Garth Calkin wrote to confirm that Benjamin was the founder of T.P. Calkin Ltd. Mr. Calkin, the grandson of the founder, said that Benjamin opened a general store in 1847 on the site now occupied by Kentville’s Town Hall. T.P. Calkin operated in Nova Scotia for well over a century, marking its 120th anniversary during Canada’s Centennial year.

Since mentioning Benjamin Calkin in this column, I came across a copy of the brochure published on the firm’s 10th anniversary in 1947. Reading it, I discovered that the founders of Kentville’s oldest retail stores started their business career with T.P. Calkin. One was the founder of Rockwell Limited, W. Wylie Rockwell, who was with Calkin for 40 years and was a partner when he started his own business in 1910. Fred E. Wade, who founded the Valley grocery chain F. E. Wade Ltd. in 1922, was a Calkin director, working with the firm for two decades.

From a modest store on Kentville’s Main street, T.P. Calkin eventually expanded into Halifax, the South Shore and down the Valley as far as Bridgetown. Before it was sold to Sumners, T.P. Calkin became one of the largest and most successful hardware and building supplies dealers in Nova Scotia.

Interest In Book

The column on the Sketch of the Old Parish Burying Ground of Windsor brought an unusual number of inquiries from readers hoping to obtain a copy of the book. I should have mentioned in the column that, to my knowledge, the book is not available in local bookstores. Readers who expressed an interest in the book as a genealogical resource can find a copy in the Kentville library. I haven’t checked, but it’s possible the book can also be found at Acadia University’s library and the Nova Scotia Archives.

I promised several readers I would let them know if I found a source for the book. It’s a long shot, but readers could try contacting the West Hants Historical Society (P.O. Box 2335, Windsor, B0N 2T0). The Society was responsible for the printing of Sketches, etc., in 1989 and may have copies available.

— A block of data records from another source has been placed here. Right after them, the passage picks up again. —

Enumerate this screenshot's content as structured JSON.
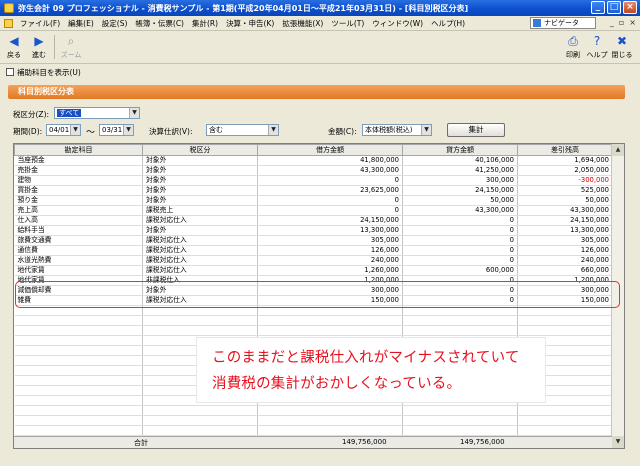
{
  "window": {
    "title": "弥生会計 09 プロフェッショナル - 消費税サンプル - 第1期(平成20年04月01日～平成21年03月31日) - [科目別税区分表]",
    "btn_min": "_",
    "btn_max": "□",
    "btn_close": "×"
  },
  "menubar": {
    "items": [
      "ファイル(F)",
      "編集(E)",
      "設定(S)",
      "帳簿・伝票(C)",
      "集計(R)",
      "決算・申告(K)",
      "拡張機能(X)",
      "ツール(T)",
      "ウィンドウ(W)",
      "ヘルプ(H)"
    ],
    "navi_label": "ナビゲータ",
    "mdi_min": "_",
    "mdi_restore": "▫",
    "mdi_close": "×"
  },
  "toolbar": {
    "back": "戻る",
    "forward": "進む",
    "zoom": "ズーム",
    "print": "印刷",
    "help": "ヘルプ",
    "close": "閉じる"
  },
  "aux_checkbox_label": "補助科目を表示(U)",
  "panel_title": "科目別税区分表",
  "filters": {
    "tax_type_label": "税区分(Z):",
    "tax_type_value": "すべて",
    "period_label": "期間(D):",
    "period_from": "04/01",
    "period_sep": "～",
    "period_to": "03/31",
    "settlement_label": "決算仕訳(V):",
    "settlement_value": "含む",
    "amount_label": "金額(C):",
    "amount_value": "本体税額(税込)",
    "aggregate_button": "集計"
  },
  "table": {
    "headers": [
      "勘定科目",
      "税区分",
      "借方金額",
      "貸方金額",
      "差引残高"
    ],
    "rows": [
      {
        "account": "当座預金",
        "tax": "対象外",
        "debit": "41,800,000",
        "credit": "40,106,000",
        "balance": "1,694,000",
        "negative": false
      },
      {
        "account": "売掛金",
        "tax": "対象外",
        "debit": "43,300,000",
        "credit": "41,250,000",
        "balance": "2,050,000",
        "negative": false
      },
      {
        "account": "建物",
        "tax": "対象外",
        "debit": "0",
        "credit": "300,000",
        "balance": "-300,000",
        "negative": true
      },
      {
        "account": "買掛金",
        "tax": "対象外",
        "debit": "23,625,000",
        "credit": "24,150,000",
        "balance": "525,000",
        "negative": false
      },
      {
        "account": "預り金",
        "tax": "対象外",
        "debit": "0",
        "credit": "50,000",
        "balance": "50,000",
        "negative": false
      },
      {
        "account": "売上高",
        "tax": "課税売上",
        "debit": "0",
        "credit": "43,300,000",
        "balance": "43,300,000",
        "negative": false
      },
      {
        "account": "仕入高",
        "tax": "課税対応仕入",
        "debit": "24,150,000",
        "credit": "0",
        "balance": "24,150,000",
        "negative": false
      },
      {
        "account": "給料手当",
        "tax": "対象外",
        "debit": "13,300,000",
        "credit": "0",
        "balance": "13,300,000",
        "negative": false
      },
      {
        "account": "旅費交通費",
        "tax": "課税対応仕入",
        "debit": "305,000",
        "credit": "0",
        "balance": "305,000",
        "negative": false
      },
      {
        "account": "通信費",
        "tax": "課税対応仕入",
        "debit": "126,000",
        "credit": "0",
        "balance": "126,000",
        "negative": false
      },
      {
        "account": "水道光熱費",
        "tax": "課税対応仕入",
        "debit": "240,000",
        "credit": "0",
        "balance": "240,000",
        "negative": false
      },
      {
        "account": "地代家賃",
        "tax": "課税対応仕入",
        "debit": "1,260,000",
        "credit": "600,000",
        "balance": "660,000",
        "negative": false
      },
      {
        "account": "地代家賃",
        "tax": "非課税仕入",
        "debit": "1,200,000",
        "credit": "0",
        "balance": "1,200,000",
        "negative": false
      },
      {
        "account": "減価償却費",
        "tax": "対象外",
        "debit": "300,000",
        "credit": "0",
        "balance": "300,000",
        "negative": false
      },
      {
        "account": "雑費",
        "tax": "課税対応仕入",
        "debit": "150,000",
        "credit": "0",
        "balance": "150,000",
        "negative": false
      }
    ],
    "total_label": "合計",
    "total_debit": "149,756,000",
    "total_credit": "149,756,000"
  },
  "annotation": {
    "line1": "このままだと課税仕入れがマイナスされていて",
    "line2": "消費税の集計がおかしくなっている。",
    "color": "#e8101e"
  }
}
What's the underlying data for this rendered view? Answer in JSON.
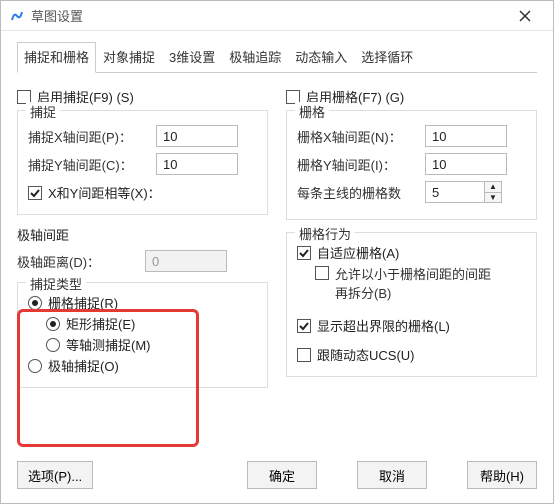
{
  "window": {
    "title": "草图设置"
  },
  "tabs": [
    {
      "label": "捕捉和栅格",
      "active": true
    },
    {
      "label": "对象捕捉",
      "active": false
    },
    {
      "label": "3维设置",
      "active": false
    },
    {
      "label": "极轴追踪",
      "active": false
    },
    {
      "label": "动态输入",
      "active": false
    },
    {
      "label": "选择循环",
      "active": false
    }
  ],
  "left": {
    "enable_snap_label": "启用捕捉(F9) (S)",
    "snap_legend": "捕捉",
    "snap_x_label": "捕捉X轴间距(P)：",
    "snap_x_value": "10",
    "snap_y_label": "捕捉Y轴间距(C)：",
    "snap_y_value": "10",
    "equal_xy_label": "X和Y间距相等(X)：",
    "polar_legend": "极轴间距",
    "polar_dist_label": "极轴距离(D)：",
    "polar_dist_value": "0",
    "snap_type_legend": "捕捉类型",
    "grid_snap_label": "栅格捕捉(R)",
    "rect_snap_label": "矩形捕捉(E)",
    "iso_snap_label": "等轴测捕捉(M)",
    "polar_snap_label": "极轴捕捉(O)"
  },
  "right": {
    "enable_grid_label": "启用栅格(F7) (G)",
    "grid_legend": "栅格",
    "grid_x_label": "栅格X轴间距(N)：",
    "grid_x_value": "10",
    "grid_y_label": "栅格Y轴间距(I)：",
    "grid_y_value": "10",
    "major_lines_label": "每条主线的栅格数",
    "major_lines_value": "5",
    "behavior_legend": "栅格行为",
    "adaptive_label": "自适应栅格(A)",
    "sub_split_label": "允许以小于栅格间距的间距再拆分(B)",
    "show_beyond_label": "显示超出界限的栅格(L)",
    "follow_ucs_label": "跟随动态UCS(U)"
  },
  "buttons": {
    "options": "选项(P)...",
    "ok": "确定",
    "cancel": "取消",
    "help": "帮助(H)"
  }
}
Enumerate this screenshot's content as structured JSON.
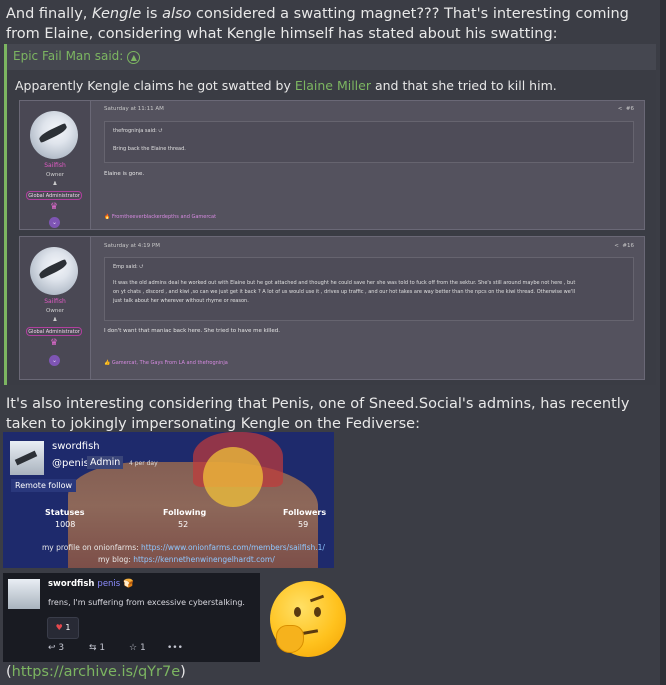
{
  "intro": {
    "t1": "And finally, ",
    "kengle": "Kengle",
    "t2": " is ",
    "also": "also",
    "t3": " considered a swatting magnet??? That's interesting coming from Elaine, considering what Kengle himself has stated about his swatting:"
  },
  "quote": {
    "author": "Epic Fail Man said:",
    "t1": "Apparently Kengle claims he got swatted by ",
    "name": "Elaine Miller",
    "t2": " and that she tried to kill him."
  },
  "post1": {
    "user": "Sailfish",
    "role": "Owner",
    "badge": "Global Administrator",
    "time": "Saturday at 11:11 AM",
    "num": "#6",
    "inner_author": "thefrogninja said:",
    "inner_text": "Bring back the Elaine thread.",
    "text": "Elaine is gone.",
    "reactions": "Fromtheeverblackerdepths and Gamercat"
  },
  "post2": {
    "user": "Sailfish",
    "role": "Owner",
    "badge": "Global Administrator",
    "time": "Saturday at 4:19 PM",
    "num": "#16",
    "inner_author": "Emp said:",
    "inner_text1": "It was the old admins deal he worked out with Elaine but he got attached and thought he could save her she was told to fuck off from the sektur. She's still around maybe not here , but",
    "inner_text2": "on yt chats , discord , and kiwi ,so can we just get it back ? A lot of us would use it , drives up traffic , and our hot takes are way better than the npcs on the kiwi thread. Otherwise we'll",
    "inner_text3": "just talk about her wherever without rhyme or reason.",
    "text": "I don't want that maniac back here. She tried to have me killed.",
    "reactions": "Gamercat, The Gays From LA and thefrogninja"
  },
  "para2": "It's also interesting considering that Penis, one of Sneed.Social's admins, has recently taken to jokingly impersonating Kengle on the Fediverse:",
  "profile": {
    "name": "swordfish",
    "handle": "@penis",
    "admin": "Admin",
    "day": "4 per day",
    "remote": "Remote follow",
    "statuses_label": "Statuses",
    "statuses": "1008",
    "following_label": "Following",
    "following": "52",
    "followers_label": "Followers",
    "followers": "59",
    "link1_label": "my profile on onionfarms: ",
    "link1": "https://www.onionfarms.com/members/sailfish.1/",
    "link2_label": "my blog: ",
    "link2": "https://kennethenwinengelhardt.com/"
  },
  "toot": {
    "name": "swordfish",
    "handle": "penis",
    "text": "frens, I'm suffering from excessive cyberstalking.",
    "likes": "1",
    "replies": "3",
    "boosts": "1",
    "favs": "1",
    "more": "•••"
  },
  "archive": {
    "open": "(",
    "link": "https://archive.is/qYr7e",
    "close": ")"
  }
}
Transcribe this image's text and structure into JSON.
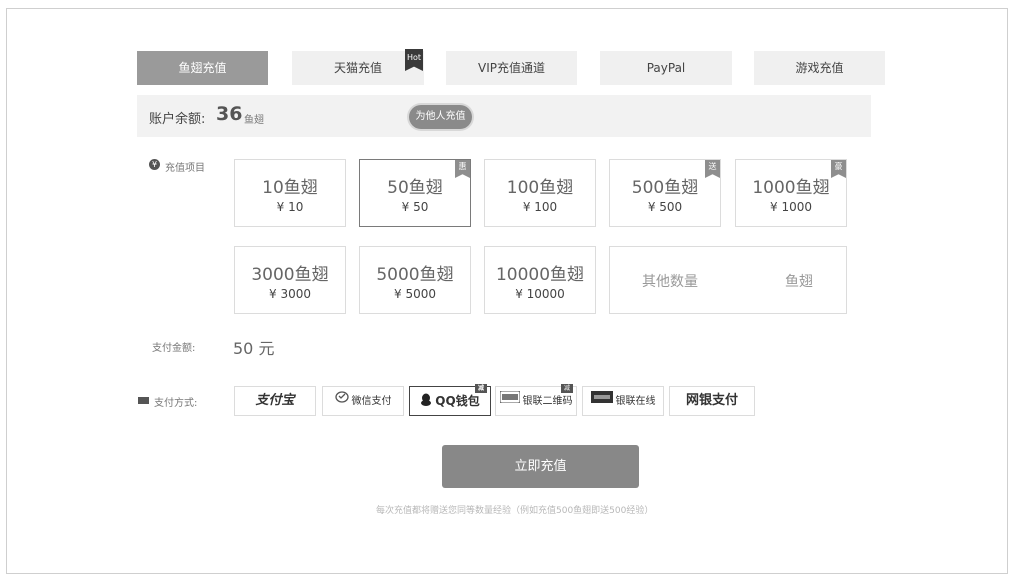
{
  "tabs": [
    {
      "label": "鱼翅充值",
      "active": true
    },
    {
      "label": "天猫充值",
      "active": false
    },
    {
      "label": "VIP充值通道",
      "active": false
    },
    {
      "label": "PayPal",
      "active": false
    },
    {
      "label": "游戏充值",
      "active": false
    }
  ],
  "hot_badge": "Hot",
  "balance": {
    "label": "账户余额:",
    "amount": "36",
    "unit": "鱼翅",
    "gift_button": "为他人充值"
  },
  "recharge_label": "充值项目",
  "yen_symbol": "¥",
  "packages": [
    {
      "amount": "10鱼翅",
      "price": "¥ 10",
      "badge": ""
    },
    {
      "amount": "50鱼翅",
      "price": "¥ 50",
      "badge": "惠",
      "selected": true
    },
    {
      "amount": "100鱼翅",
      "price": "¥ 100",
      "badge": ""
    },
    {
      "amount": "500鱼翅",
      "price": "¥ 500",
      "badge": "送"
    },
    {
      "amount": "1000鱼翅",
      "price": "¥ 1000",
      "badge": "豪"
    },
    {
      "amount": "3000鱼翅",
      "price": "¥ 3000",
      "badge": ""
    },
    {
      "amount": "5000鱼翅",
      "price": "¥ 5000",
      "badge": ""
    },
    {
      "amount": "10000鱼翅",
      "price": "¥ 10000",
      "badge": ""
    }
  ],
  "other_amount": {
    "placeholder": "其他数量",
    "unit": "鱼翅"
  },
  "pay_amount": {
    "label": "支付金额:",
    "value": "50 元"
  },
  "pay_method": {
    "label": "支付方式:",
    "options": [
      {
        "label": "支付宝",
        "selected": false,
        "badge": ""
      },
      {
        "label": "微信支付",
        "selected": false,
        "badge": ""
      },
      {
        "label": "QQ钱包",
        "selected": true,
        "badge": "减"
      },
      {
        "label": "银联二维码",
        "selected": false,
        "badge": "减"
      },
      {
        "label": "银联在线",
        "selected": false,
        "badge": ""
      },
      {
        "label": "网银支付",
        "selected": false,
        "badge": ""
      }
    ]
  },
  "submit_label": "立即充值",
  "note": "每次充值都将赠送您同等数量经验（例如充值500鱼翅即送500经验）"
}
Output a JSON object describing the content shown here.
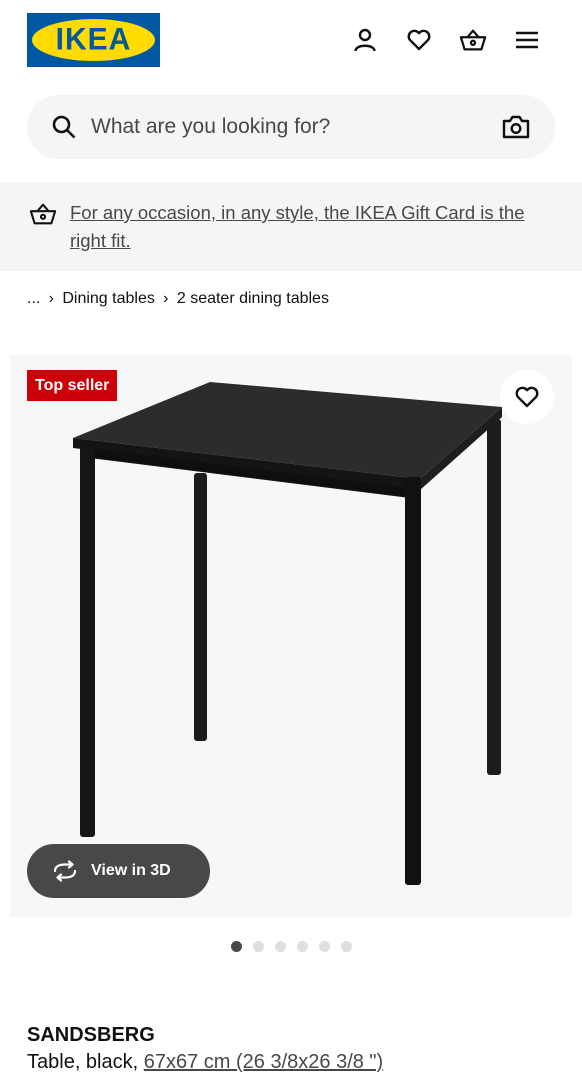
{
  "header": {
    "logo_text": "IKEA",
    "icons": [
      "user-icon",
      "heart-icon",
      "basket-icon",
      "hamburger-menu-icon"
    ]
  },
  "search": {
    "placeholder": "What are you looking for?"
  },
  "promo": {
    "text": "For any occasion, in any style, the IKEA Gift Card is the right fit."
  },
  "breadcrumb": {
    "ellipsis": "...",
    "items": [
      "Dining tables",
      "2 seater dining tables"
    ]
  },
  "gallery": {
    "badge": "Top seller",
    "view3d_label": "View in 3D",
    "image_count": 6,
    "active_index": 0
  },
  "product": {
    "name": "SANDSBERG",
    "description": "Table, black, ",
    "size_link": "67x67 cm (26 3/8x26 3/8 \")"
  },
  "colors": {
    "ikea_blue": "#0058a3",
    "ikea_yellow": "#ffdb00",
    "badge_red": "#cc0008",
    "surface_grey": "#f5f5f5"
  }
}
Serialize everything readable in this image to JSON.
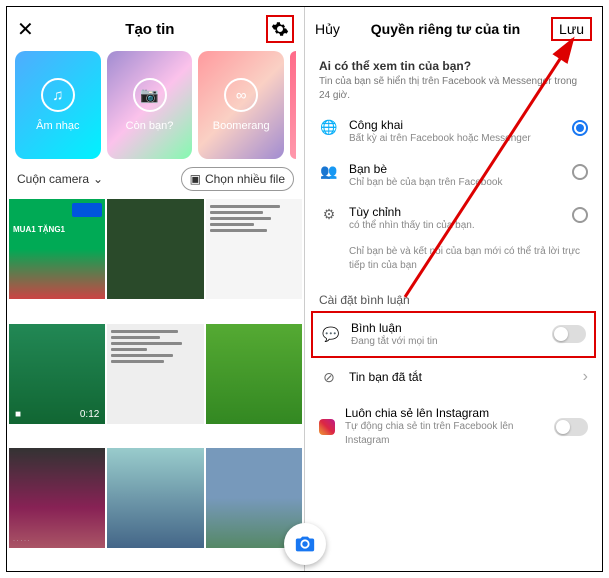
{
  "left": {
    "title": "Tạo tin",
    "cards": [
      {
        "label": "Âm nhạc",
        "icon": "♫"
      },
      {
        "label": "Còn bạn?",
        "icon": "📷"
      },
      {
        "label": "Boomerang",
        "icon": "∞"
      }
    ],
    "roll_label": "Cuộn camera",
    "multi_label": "Chọn nhiều file",
    "promo1": "MUA1 TẶNG1",
    "dur4": "0:12"
  },
  "right": {
    "cancel": "Hủy",
    "title": "Quyền riêng tư của tin",
    "save": "Lưu",
    "who_h": "Ai có thể xem tin của bạn?",
    "who_s": "Tin của bạn sẽ hiển thị trên Facebook và Messenger trong 24 giờ.",
    "opts": [
      {
        "h": "Công khai",
        "s": "Bất kỳ ai trên Facebook hoặc Messenger"
      },
      {
        "h": "Bạn bè",
        "s": "Chỉ bạn bè của bạn trên Facebook"
      },
      {
        "h": "Tùy chỉnh",
        "s": "có thể nhìn thấy tin của bạn."
      }
    ],
    "opt_note": "Chỉ bạn bè và kết nối của bạn mới có thể trả lời trực tiếp tin của bạn",
    "comment_sh": "Cài đặt bình luận",
    "comment_h": "Bình luận",
    "comment_s": "Đang tắt với mọi tin",
    "off_h": "Tin bạn đã tắt",
    "ig_h": "Luôn chia sẻ lên Instagram",
    "ig_s": "Tự động chia sẻ tin trên Facebook lên Instagram"
  }
}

Glen Parker, editor of the Hants Journal, gave me names and telephone numbers of Historical Society officers and you may wish to call them rather than write. Veronica and Dennis Connely (798-5265) or John Wilson (798-4596).

If you’re attempting to trace ancestors through local histories, the following books of Wolfville writer James Doyle Davison will be helpful: What Mean These Stones (on the old Horton – Wolfville burying ground); Mud Creek (history of Wolfville – Doyle is the editor); Handley Chipman, Kings County Planter; Eliza of Pleasant Valley (the second in a trilogy on the Chipmans of Kings County).

The indices of these books contain lengthy lists of family names which are common to this area and includes the original settlers.